Calculating dangerous heartbeat

How ventricular fibrillation will behave in an individual patient can be accurately modelled and predicted using a single mathematical equation, according to Flinders University researchers.

Ventricular fibrillation (VF) is a life-threatening heart rhythm, or arrhythmia, that causes the heart to beat irregularly and is one of the leading causes of sudden death in Australia.

The findings, recently published in the journal Heart Rhythm, could be used to improve patient treatment, including identifying when to intervene or to develop individualised treatment plans that can work more effectively.

Dr Dhani Dharmaprani

Developed by Dr Dhani Dharmaprani from the Flinders Heart Rhythm Research Group in the College of Medicine and Public Health, led by Associate Professor Anand Ganesan, the research team studied the statistical properties of VF, identifying the unique patterns that consistently occurred in human patients, as well as animal and computer models of VF in the heart.

“The issue we have with VF is that because the rhythm is so chaotic it’s been very difficult to fully understand the mechanisms that are responsible for the disorder,” says Dr Dharmaprani, a Biomedical Engineer and Postdoctoral Research Associate in Cardiac Electrophysiology.

“This is further complicated by the fact that everyone’s heart is unique, so how the heart reacts during VF changes from patient to patient.

“However, by identifying the characteristics that consistently occurred, we were able to demonstrate for the first time that a single mathematical equation could be used to accurately model and then predict the behaviour of VF.”

The equation uses principles from a branch of mathematics known as renewal theory to predict the population dynamics of ‘rotors’ – mini tornadoes of electricity found in the heart during VF. These rotors are responsible for giving rise to VF’s chaotic heart rhythm, and therefore understanding their dynamics is central to treating the disorder.

The researchers say when applied, the equation could be used to improve patient care in two distinct ways.

Associate Professor Anand Ganesan

“Firstly, the equation seems to predict whether fibrillation will continue to persist, or whether it will stop on its own, this could be important as it could help us identify between patients that require treatment and those where no intervention is needed,” says senior author Associate Professor Anand Ganesan, a practising cardiologist and Matthew Flinders Fellow in Electrophysiology at Flinders University.

“Secondly, because the mathematical equation can model how an individual patient will react to VF, we can use it to potentially develop individualised treatments that work much more effectively.”

Previous research has also demonstrated the equation can be applied to atrial fibrillation (AF), another form of heart arrhythmia that is the most common in the world.

The next step for the research team is to translate these findings towards potential therapies, including using the equation to develop patient specific computer models that accurately replicate patient dynamics, and understanding how this equation relates to clinical characteristics.

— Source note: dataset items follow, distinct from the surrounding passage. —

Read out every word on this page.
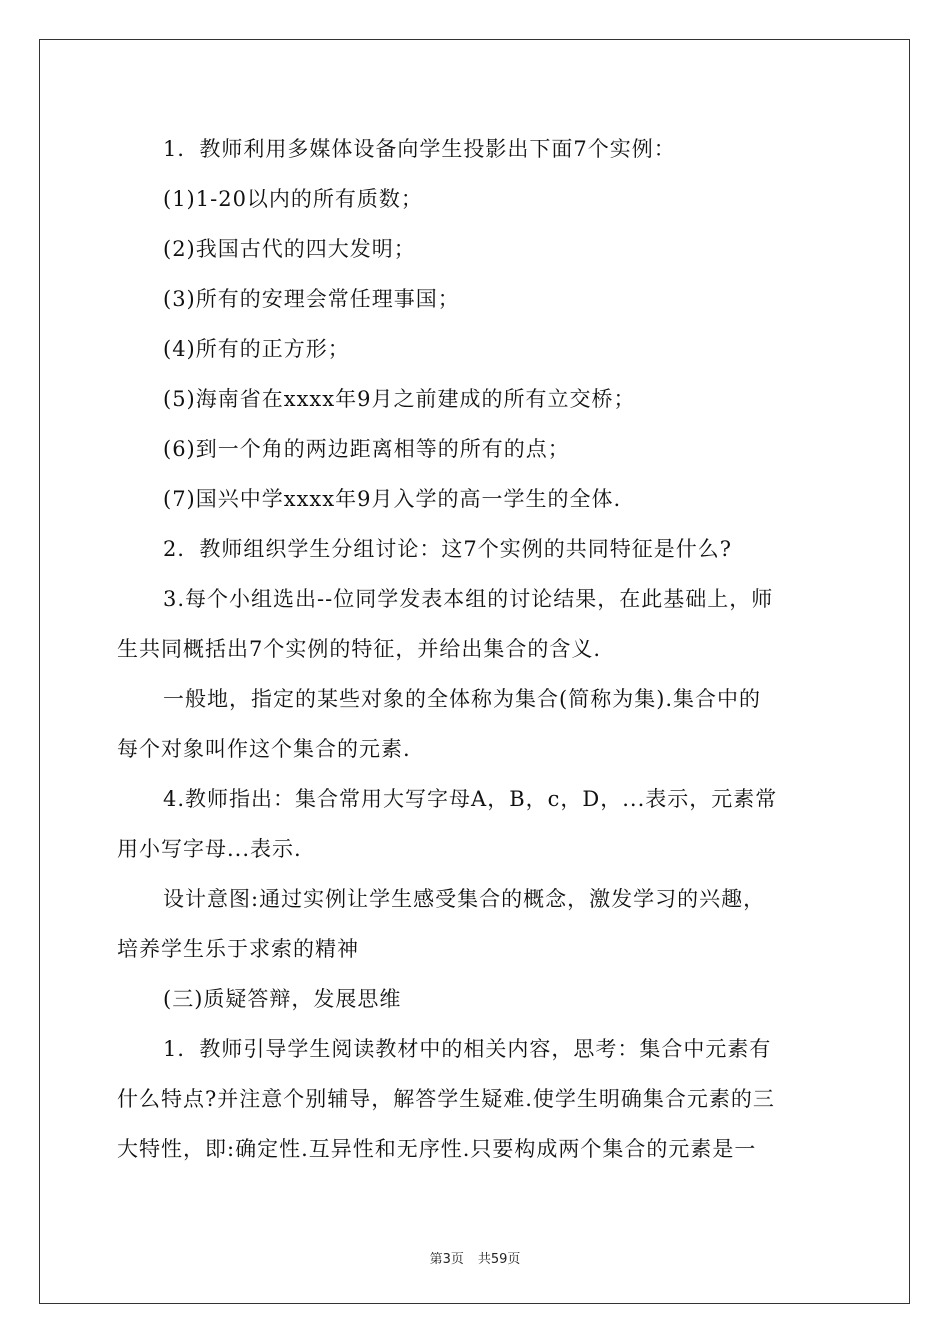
1．教师利用多媒体设备向学生投影出下面7个实例：
(1)1-20以内的所有质数；
(2)我国古代的四大发明；
(3)所有的安理会常任理事国；
(4)所有的正方形；
(5)海南省在xxxx年9月之前建成的所有立交桥；
(6)到一个角的两边距离相等的所有的点；
(7)国兴中学xxxx年9月入学的高一学生的全体.
2．教师组织学生分组讨论：这7个实例的共同特征是什么?
3.每个小组选出--位同学发表本组的讨论结果，在此基础上，师
生共同概括出7个实例的特征，并给出集合的含义.
一般地，指定的某些对象的全体称为集合(简称为集).集合中的
每个对象叫作这个集合的元素.
4.教师指出：集合常用大写字母A，B，c，D，...表示，元素常
用小写字母...表示.
设计意图:通过实例让学生感受集合的概念，激发学习的兴趣，
培养学生乐于求索的精神
(三)质疑答辩，发展思维
1．教师引导学生阅读教材中的相关内容，思考：集合中元素有
什么特点?并注意个别辅导，解答学生疑难.使学生明确集合元素的三
大特性，即:确定性.互异性和无序性.只要构成两个集合的元素是一
第3页 共59页
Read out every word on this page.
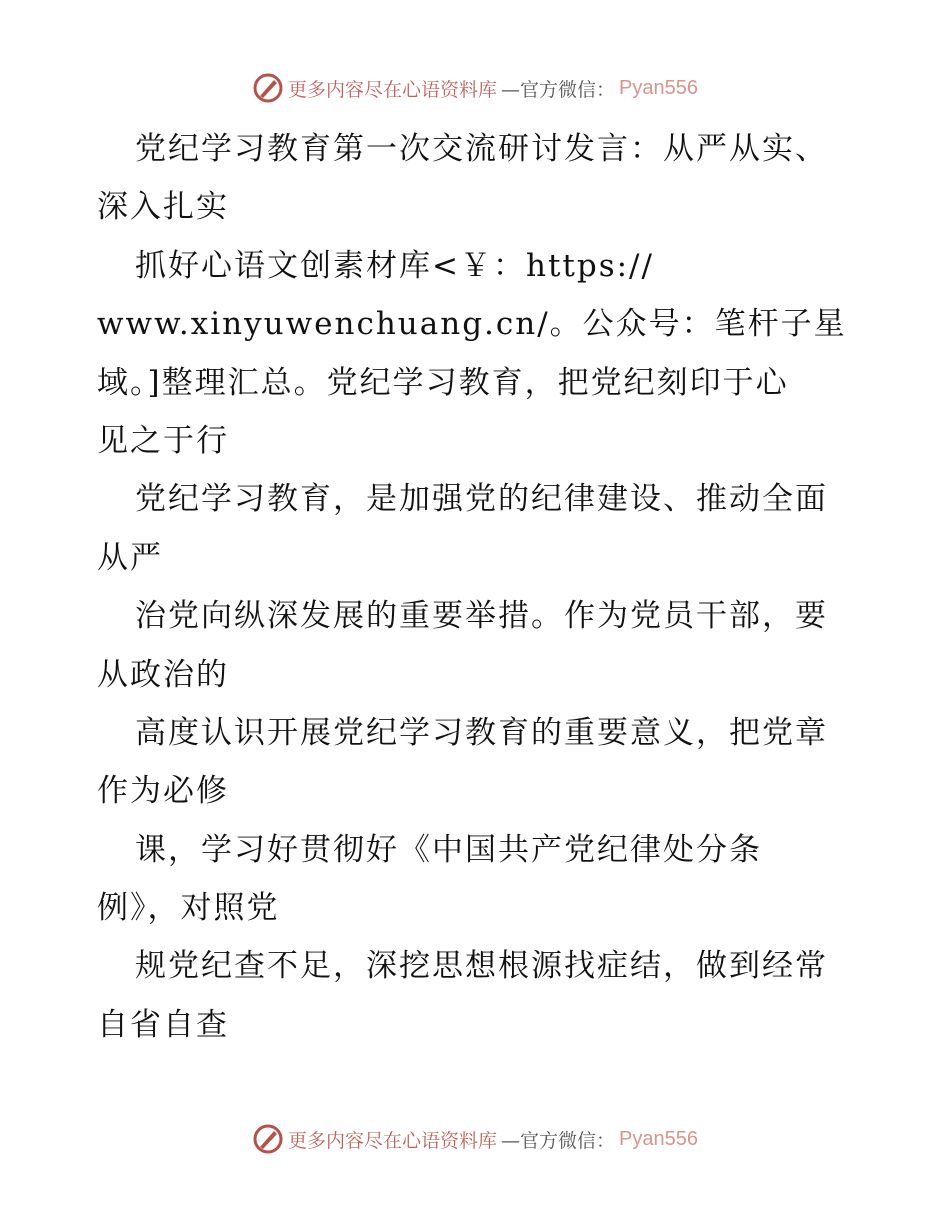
更多内容尽在心语资料库 —官方微信： Pyan556
党纪学习教育第一次交流研讨发言：从严从实、
深入扎实
抓好心语文创素材库<￥：https://
www.xinyuwenchuang.cn/。公众号：笔杆子星
域。]整理汇总。党纪学习教育，把党纪刻印于心
见之于行
党纪学习教育，是加强党的纪律建设、推动全面
从严
治党向纵深发展的重要举措。作为党员干部，要
从政治的
高度认识开展党纪学习教育的重要意义，把党章
作为必修
课，学习好贯彻好《中国共产党纪律处分条
例》，对照党
规党纪查不足，深挖思想根源找症结，做到经常
自省自查
更多内容尽在心语资料库 —官方微信： Pyan556
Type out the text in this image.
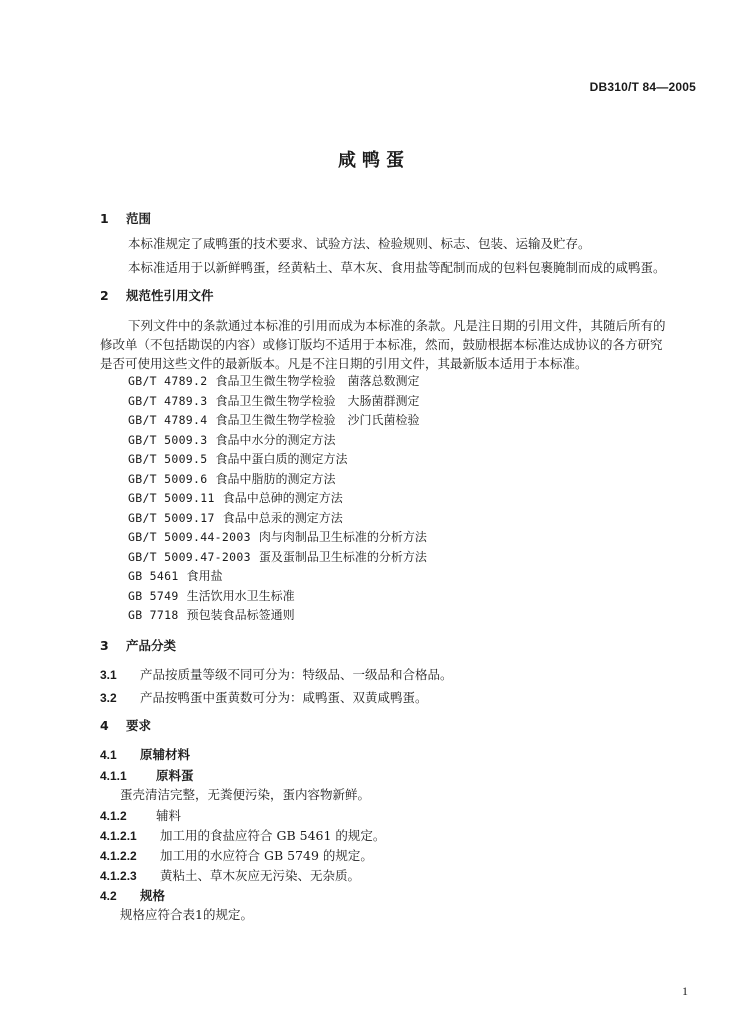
DB310/T 84—2005
咸鸭蛋
1 范围
本标准规定了咸鸭蛋的技术要求、试验方法、检验规则、标志、包装、运输及贮存。
本标准适用于以新鲜鸭蛋，经黄粘土、草木灰、食用盐等配制而成的包料包裹腌制而成的咸鸭蛋。
2 规范性引用文件
下列文件中的条款通过本标准的引用而成为本标准的条款。凡是注日期的引用文件，其随后所有的
修改单（不包括勘误的内容）或修订版均不适用于本标准，然而，鼓励根据本标准达成协议的各方研究
是否可使用这些文件的最新版本。凡是不注日期的引用文件，其最新版本适用于本标准。
GB/T 4789.2 食品卫生微生物学检验　菌落总数测定
GB/T 4789.3 食品卫生微生物学检验　大肠菌群测定
GB/T 4789.4 食品卫生微生物学检验　沙门氏菌检验
GB/T 5009.3 食品中水分的测定方法
GB/T 5009.5 食品中蛋白质的测定方法
GB/T 5009.6 食品中脂肪的测定方法
GB/T 5009.11 食品中总砷的测定方法
GB/T 5009.17 食品中总汞的测定方法
GB/T 5009.44-2003 肉与肉制品卫生标准的分析方法
GB/T 5009.47-2003 蛋及蛋制品卫生标准的分析方法
GB 5461 食用盐
GB 5749 生活饮用水卫生标准
GB 7718 预包装食品标签通则
3 产品分类
3.1 产品按质量等级不同可分为：特级品、一级品和合格品。
3.2 产品按鸭蛋中蛋黄数可分为：咸鸭蛋、双黄咸鸭蛋。
4 要求
4.1 原辅材料
4.1.1 原料蛋
蛋壳清洁完整，无粪便污染，蛋内容物新鲜。
4.1.2 辅料
4.1.2.1 加工用的食盐应符合 GB 5461 的规定。
4.1.2.2 加工用的水应符合 GB 5749 的规定。
4.1.2.3 黄粘土、草木灰应无污染、无杂质。
4.2 规格
规格应符合表1的规定。
1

The team, led by Associate Professor Ganesan, was last week awarded a $1.1 million dollar grant from the National Health and Medical Research Foundation to continue their research. The paper was recently accepted into one of the disciplines most competitive early career competitions: The Heart Rhythm Society Young Investigator Award, alongside finalists from John Hopkins, The Mayo Clinic and Harvard Medical School.

“A governing equation for rotor and wavelet number in human clinical ventricular fibrillation: Implications for sudden cardiac death” by Dhani Dharmaprani, Evan V. Jenkins, Jing X. Quah, Anandaroop Lahiri, Kathryn Tiver, Lewis Mitchell, Christopher P. Bradley, Martin Hayward, David J. Paterson, Peter Taggart, Richard H. Clayton, Martyn P. Nash and Anand N. Ganesan is published in the journal Heart Rhythm. DOI: 10.1016/j.hrthm.2021.10.008.

The work was supported by the National Health and Medical Research Council of Australia Project Grant (1063754) and National Heart Foundation of Australia (101188).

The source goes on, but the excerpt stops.